Weight-based sizing bounds the cache by memory rather than count. For the content platform, this prevents a scenario where 10,000 full articles (500 MB) consume the entire heap budget, while 10,000 metadata entries (5 MB) would leave 495 MB unused.

Removal Listeners

Cache<String, Article> cache = Caffeine.newBuilder()
    .maximumSize(10_000)
    .removalListener((String key, Article article, RemovalCause cause) -> {
        if (cause == RemovalCause.SIZE) {
            metrics.counter("cache.eviction.size").increment();
        } else if (cause == RemovalCause.EXPIRED) {
            metrics.counter("cache.eviction.expired").increment();
        }
        // Write-behind: flush dirty entries to Redis
        if (article.isDirty()) {
            redis.opsForValue().set("article:" + key, article,
                Duration.ofMinutes(30));
        }
    })
    .build();

Removal listeners run asynchronously by default, which means they do not block cache operations.

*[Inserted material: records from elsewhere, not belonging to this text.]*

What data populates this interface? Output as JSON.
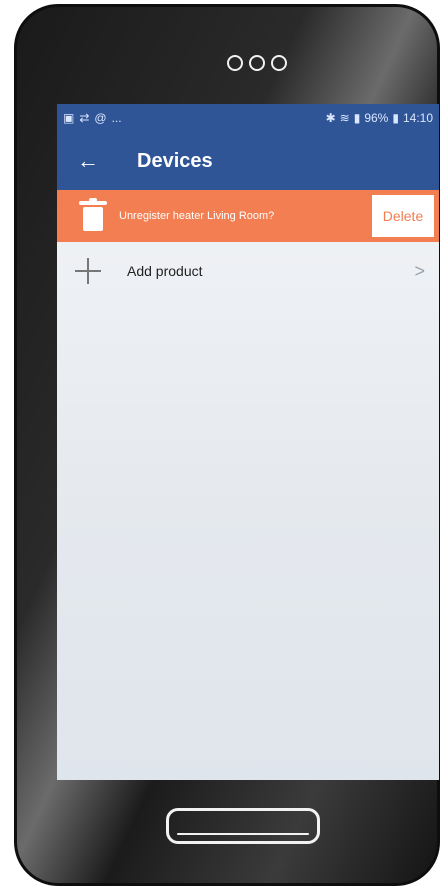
{
  "status_bar": {
    "left_icons": [
      "image-icon",
      "sync-icon",
      "at-icon",
      "more-icon"
    ],
    "right_text": "96%",
    "time": "14:10",
    "battery_label": "96%",
    "dots": "..."
  },
  "appbar": {
    "back_symbol": "←",
    "title": "Devices",
    "bg": "#2F5597"
  },
  "alert": {
    "text": "Unregister heater Living Room?",
    "delete_label": "Delete",
    "bg": "#F27E52"
  },
  "list": {
    "add_label": "Add product",
    "chevron": ">"
  }
}
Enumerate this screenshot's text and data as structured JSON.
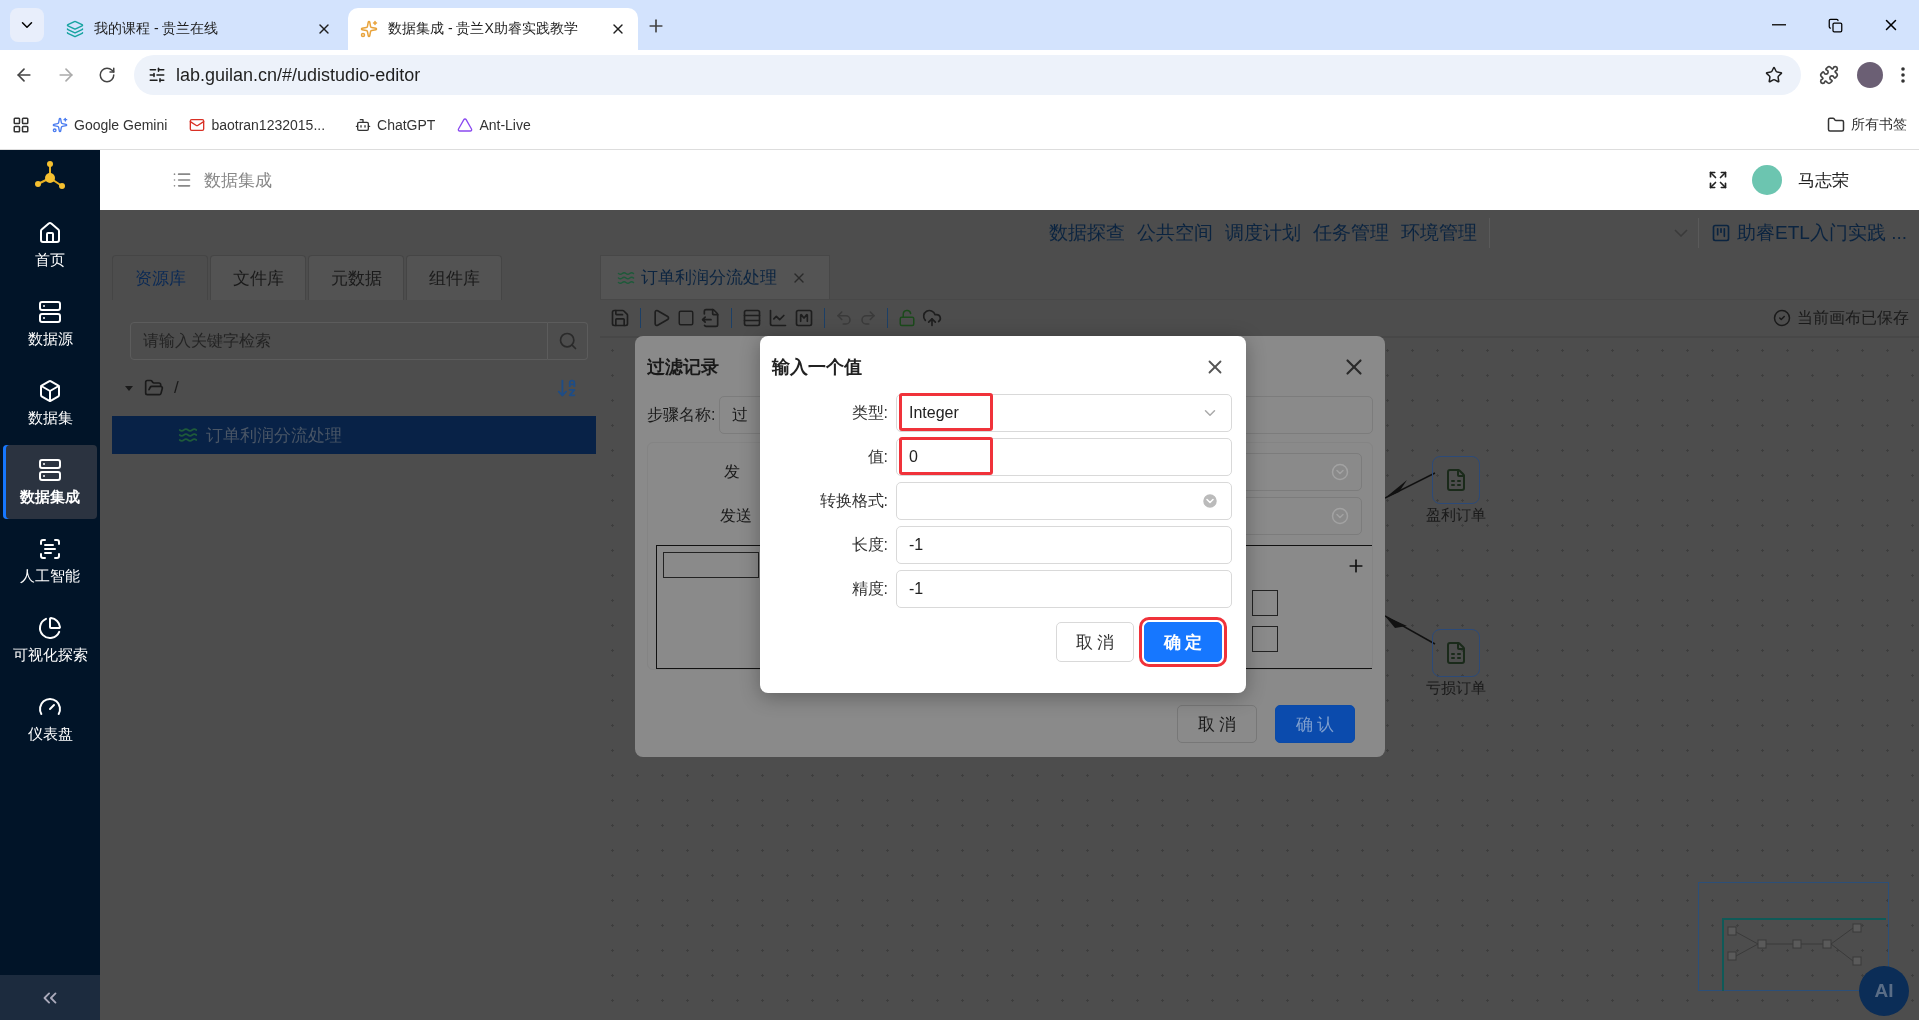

Use them for metrics and write-behind patterns, not for correctness-critical operations (the entry is already evicted by the time the listener runs).

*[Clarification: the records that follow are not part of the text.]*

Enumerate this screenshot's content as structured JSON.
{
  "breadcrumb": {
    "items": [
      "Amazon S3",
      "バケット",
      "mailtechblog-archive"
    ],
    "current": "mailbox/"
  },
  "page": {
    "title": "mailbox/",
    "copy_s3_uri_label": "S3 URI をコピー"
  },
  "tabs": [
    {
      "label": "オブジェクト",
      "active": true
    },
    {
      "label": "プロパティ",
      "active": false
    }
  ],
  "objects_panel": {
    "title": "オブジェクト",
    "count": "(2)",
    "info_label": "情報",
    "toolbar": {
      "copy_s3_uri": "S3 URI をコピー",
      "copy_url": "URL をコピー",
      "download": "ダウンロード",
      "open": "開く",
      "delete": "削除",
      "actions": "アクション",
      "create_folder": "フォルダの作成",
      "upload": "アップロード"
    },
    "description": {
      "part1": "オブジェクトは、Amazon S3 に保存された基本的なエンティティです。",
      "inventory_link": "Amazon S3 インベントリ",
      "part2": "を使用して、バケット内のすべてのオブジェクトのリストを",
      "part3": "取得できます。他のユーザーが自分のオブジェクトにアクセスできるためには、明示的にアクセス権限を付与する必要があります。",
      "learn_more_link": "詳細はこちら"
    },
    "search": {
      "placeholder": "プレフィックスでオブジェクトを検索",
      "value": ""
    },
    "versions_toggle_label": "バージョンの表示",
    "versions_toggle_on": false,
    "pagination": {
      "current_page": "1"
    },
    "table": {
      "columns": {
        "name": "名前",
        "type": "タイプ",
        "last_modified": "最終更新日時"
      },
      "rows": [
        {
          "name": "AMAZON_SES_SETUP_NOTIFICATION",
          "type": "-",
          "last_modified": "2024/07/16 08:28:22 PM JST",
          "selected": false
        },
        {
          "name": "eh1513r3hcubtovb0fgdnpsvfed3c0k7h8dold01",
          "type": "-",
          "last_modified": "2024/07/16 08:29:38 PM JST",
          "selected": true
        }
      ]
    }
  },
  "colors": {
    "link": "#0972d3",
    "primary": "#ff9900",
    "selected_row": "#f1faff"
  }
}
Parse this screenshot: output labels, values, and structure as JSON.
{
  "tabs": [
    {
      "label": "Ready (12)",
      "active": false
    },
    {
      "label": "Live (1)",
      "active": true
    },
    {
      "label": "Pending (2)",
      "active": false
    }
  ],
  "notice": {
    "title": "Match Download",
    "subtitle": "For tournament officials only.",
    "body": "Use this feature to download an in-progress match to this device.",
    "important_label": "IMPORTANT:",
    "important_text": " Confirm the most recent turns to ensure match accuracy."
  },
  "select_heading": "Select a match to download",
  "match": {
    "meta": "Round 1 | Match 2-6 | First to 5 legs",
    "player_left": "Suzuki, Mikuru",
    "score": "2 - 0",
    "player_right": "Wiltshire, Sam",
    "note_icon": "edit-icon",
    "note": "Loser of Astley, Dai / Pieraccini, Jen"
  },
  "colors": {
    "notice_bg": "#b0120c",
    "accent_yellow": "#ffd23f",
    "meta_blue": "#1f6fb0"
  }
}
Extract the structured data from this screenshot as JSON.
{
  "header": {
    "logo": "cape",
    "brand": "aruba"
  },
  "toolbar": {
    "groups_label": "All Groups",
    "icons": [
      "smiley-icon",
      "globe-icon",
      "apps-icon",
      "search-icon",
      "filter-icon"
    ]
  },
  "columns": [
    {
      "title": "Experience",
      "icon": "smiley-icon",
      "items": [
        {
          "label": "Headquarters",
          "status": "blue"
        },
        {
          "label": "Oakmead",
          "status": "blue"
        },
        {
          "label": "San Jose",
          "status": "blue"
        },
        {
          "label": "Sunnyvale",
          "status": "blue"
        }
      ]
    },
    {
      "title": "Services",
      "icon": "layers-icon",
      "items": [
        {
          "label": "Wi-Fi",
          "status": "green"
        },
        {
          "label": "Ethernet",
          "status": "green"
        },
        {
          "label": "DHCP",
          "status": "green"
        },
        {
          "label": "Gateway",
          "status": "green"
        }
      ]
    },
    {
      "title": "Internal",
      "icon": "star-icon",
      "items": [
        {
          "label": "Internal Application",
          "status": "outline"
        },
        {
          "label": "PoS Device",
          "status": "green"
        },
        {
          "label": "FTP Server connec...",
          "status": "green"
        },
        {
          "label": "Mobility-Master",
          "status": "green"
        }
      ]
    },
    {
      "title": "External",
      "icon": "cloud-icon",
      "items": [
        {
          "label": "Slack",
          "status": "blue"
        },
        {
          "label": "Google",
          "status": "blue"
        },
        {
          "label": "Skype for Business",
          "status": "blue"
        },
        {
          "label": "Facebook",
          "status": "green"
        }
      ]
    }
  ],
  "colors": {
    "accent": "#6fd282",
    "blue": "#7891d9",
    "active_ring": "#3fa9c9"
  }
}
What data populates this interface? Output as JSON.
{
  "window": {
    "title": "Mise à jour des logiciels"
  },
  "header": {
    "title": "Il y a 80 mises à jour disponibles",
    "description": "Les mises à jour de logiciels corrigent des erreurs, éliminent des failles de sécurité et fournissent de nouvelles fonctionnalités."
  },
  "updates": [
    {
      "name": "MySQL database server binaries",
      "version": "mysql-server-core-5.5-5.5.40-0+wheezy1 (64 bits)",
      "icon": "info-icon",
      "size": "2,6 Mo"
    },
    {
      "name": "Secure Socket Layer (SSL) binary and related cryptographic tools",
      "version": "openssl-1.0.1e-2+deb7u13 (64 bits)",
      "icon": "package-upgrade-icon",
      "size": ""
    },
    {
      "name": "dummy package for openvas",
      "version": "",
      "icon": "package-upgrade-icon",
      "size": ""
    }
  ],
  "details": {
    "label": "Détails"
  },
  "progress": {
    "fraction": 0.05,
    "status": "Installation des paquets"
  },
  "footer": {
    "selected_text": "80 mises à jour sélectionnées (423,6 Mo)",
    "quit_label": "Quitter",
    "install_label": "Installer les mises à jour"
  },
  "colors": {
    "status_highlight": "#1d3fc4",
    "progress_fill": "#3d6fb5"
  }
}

Benchmarking Cache Configuration

The following benchmark measures the combined effect of configuration choices:

@BenchmarkMode(Mode.Throughput)
@OutputTimeUnit(TimeUnit.SECONDS)
@Warmup(iterations = 5, time = 2)
@Measurement(iterations = 5, time = 2)
@Fork(2)
@State(Scope.Benchmark)
public class CaffeineConfigBenchmark {

    @Param({"1000", "5000", "10000"})
    private int cacheSize;

    @Param({"true", "false"})
    private boolean recordStats;

    private Cache<String, Article> cache;
    private String[] accessPattern;

    @Setup(Level.Trial)
    public void setup() {
        var builder = Caffeine.newBuilder()
            .maximumSize(cacheSize);
        if (recordStats) {
            builder.recordStats();
        }
        cache = builder.build();

        accessPattern = generateZipfianKeys(100_000, 1_000_000);
    }

    @Benchmark
    @Threads(8)
    public Article cacheAccess(ThreadState state) {
        String key = accessPattern[state.nextIndex()];
        return cache.get(key, k -> loadArticle(k));
    }

    @State(Scope.Thread)
    public static class ThreadState {
        private int index;
        public int nextIndex() {
            return index++ % 1_000_000;
        }
    }
}
Cache SizeStatsThroughput (ops/s)Hit Rate
1,000off38.2M71.2%
1,000on35.8M71.2%
5,000off41.1M89.4%
5,000on38.5M89.4%
10,000off42.3M94.2%
10,000on39.7M94.2%

recordStats() adds 6-7% overhead due to atomic counter updates on every access. In production, enable it: the 6% overhead is negligible compared to the insight it provides. In benchmarks measuring raw cache throughput, disable it to isolate the eviction policy’s performance.

The hit rate plateau between 5,000 and 10,000 entries (89.4% to 94.2%) confirms the Zipfian distribution analysis from the main chapter. For the content platform, 10,000 entries is the sweet spot: doubling to 20,000 would add only 2-3 percentage points while doubling memory consumption.